Implementing J transpose times a vector
Multiplying \(\mathbf{J}^\top\) onto a vector can be broken into three steps
Compute \(\vec{p} = \mathbf{Q}^\top \vec{v}\)
Solve \(\hat{\mathbf{A}}^\top \vec{y} = \vec{p}\)

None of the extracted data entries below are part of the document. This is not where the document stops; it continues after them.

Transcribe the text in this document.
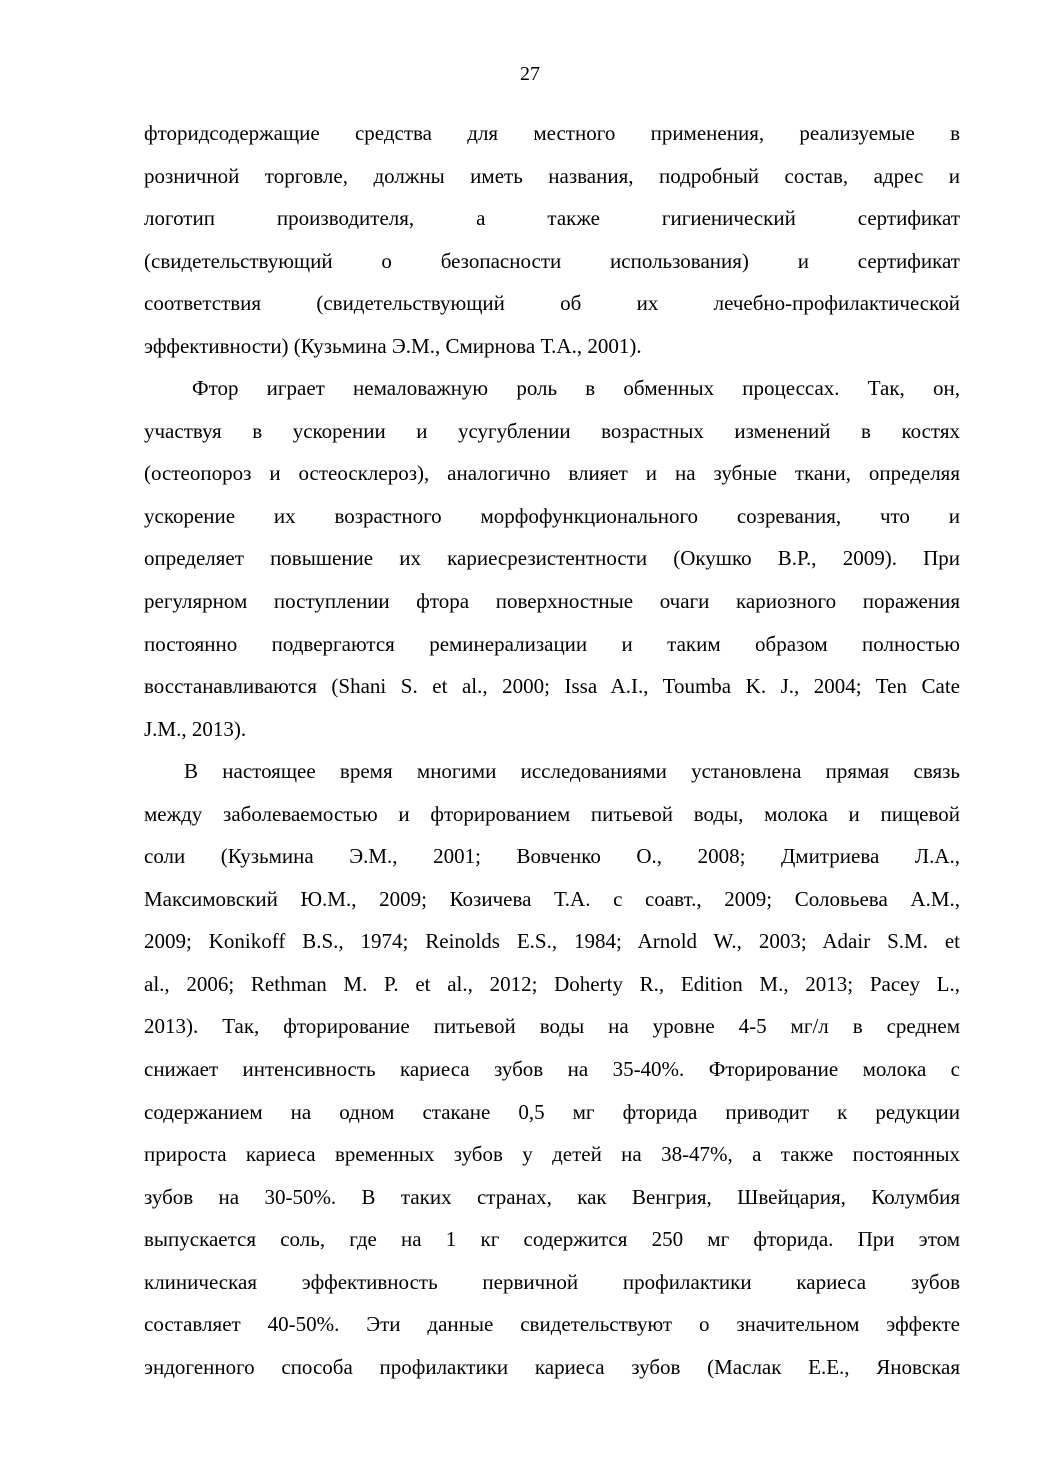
27
фторидсодержащие средства для местного применения, реализуемые в
розничной торговле, должны иметь названия, подробный состав, адрес и
логотип производителя, а также гигиенический сертификат
(свидетельствующий о безопасности использования) и сертификат
соответствия (свидетельствующий об их лечебно-профилактической
эффективности) (Кузьмина Э.М., Смирнова Т.А., 2001).
Фтор играет немаловажную роль в обменных процессах. Так, он,
участвуя в ускорении и усугублении возрастных изменений в костях
(остеопороз и остеосклероз), аналогично влияет и на зубные ткани, определяя
ускорение их возрастного морфофункционального созревания, что и
определяет повышение их кариесрезистентности (Окушко В.Р., 2009). При
регулярном поступлении фтора поверхностные очаги кариозного поражения
постоянно подвергаются реминерализации и таким образом полностью
восстанавливаются (Shani S. et al., 2000; Issa A.I., Toumba K. J., 2004; Ten Cate
J.M., 2013).
В настоящее время многими исследованиями установлена прямая связь
между заболеваемостью и фторированием питьевой воды, молока и пищевой
соли (Кузьмина Э.М., 2001; Вовченко О., 2008; Дмитриева Л.А.,
Максимовский Ю.М., 2009; Козичева Т.А. с соавт., 2009; Соловьева А.М.,
2009; Konikoff B.S., 1974; Reinolds E.S., 1984; Arnold W., 2003; Adair S.M. et
al., 2006; Rethman M. P. et al., 2012; Doherty R., Edition M., 2013; Pacey L.,
2013). Так, фторирование питьевой воды на уровне 4-5 мг/л в среднем
снижает интенсивность кариеса зубов на 35-40%. Фторирование молока с
содержанием на одном стакане 0,5 мг фторида приводит к редукции
прироста кариеса временных зубов у детей на 38-47%, а также постоянных
зубов на 30-50%. В таких странах, как Венгрия, Швейцария, Колумбия
выпускается соль, где на 1 кг содержится 250 мг фторида. При этом
клиническая эффективность первичной профилактики кариеса зубов
составляет 40-50%. Эти данные свидетельствуют о значительном эффекте
эндогенного способа профилактики кариеса зубов (Маслак Е.Е., Яновская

Compute \(\vec{w} = -\mathbf{G}^\top y\)
$$\begin{aligned}
\mathbf{\hat{A}}^\top = \left[
\begin{array}{cccc}
A & B & & \\\
& \ddots & \ddots & \\\
& & A & B \\\
& & 0 & A
\end{array}
\right]
\end{aligned}$$
For the all time-steps (going backwards in time):
A y⃗ (t ) + B y⃗ (t + 1) = p⃗ (t )
$$\begin{aligned}
\begin{align}
\frac{1}{\delta t} \MfMui\vec{y}_{b}^{(t)} + \MfMui\dcurl \vec{y}_{e}^{(t)}
- \frac{1}{\delta t} \MfMui \vec{y}_{b}^{(t+1)}
= \vec{p}_b^{(t)} \\\
\dcurl^\top \MfMui \vec{y}_b^{(t)} - \MeSig \vec{y}_e^{(t)} = \vec{p}_e^{(t)}
\end{align}
\end{aligned}$$
and
$$\begin{aligned}
\begin{align}
\left( \MfMui \dcurl \MeSig^{-1} \dcurl^\top \MfMui + \frac{1}{\delta t} \MfMui \right) \vec{y}_{b}^{(t)} =
\frac{1}{\delta t} \MfMui \vec{y}_b^{(t+1)}
+ \MfMui \dcurl \MeSig^{-1} \vec{p}_e^{(t)} + \vec{p}_b^{(t)} \\\
\vec{y}_e^{(t)} = \MeSig^{-1} \dcurl^\top \MfMui \vec{y}_b^{(t)} - \MeSig^{-1} \vec{p}_e^{(t)}
\end{align}
\end{aligned}$$
For the last time step, \(t=N\), the term: \(\frac{1}{\delta t} \MfMui \vec{y}_b^{(N+1)}\) is zero.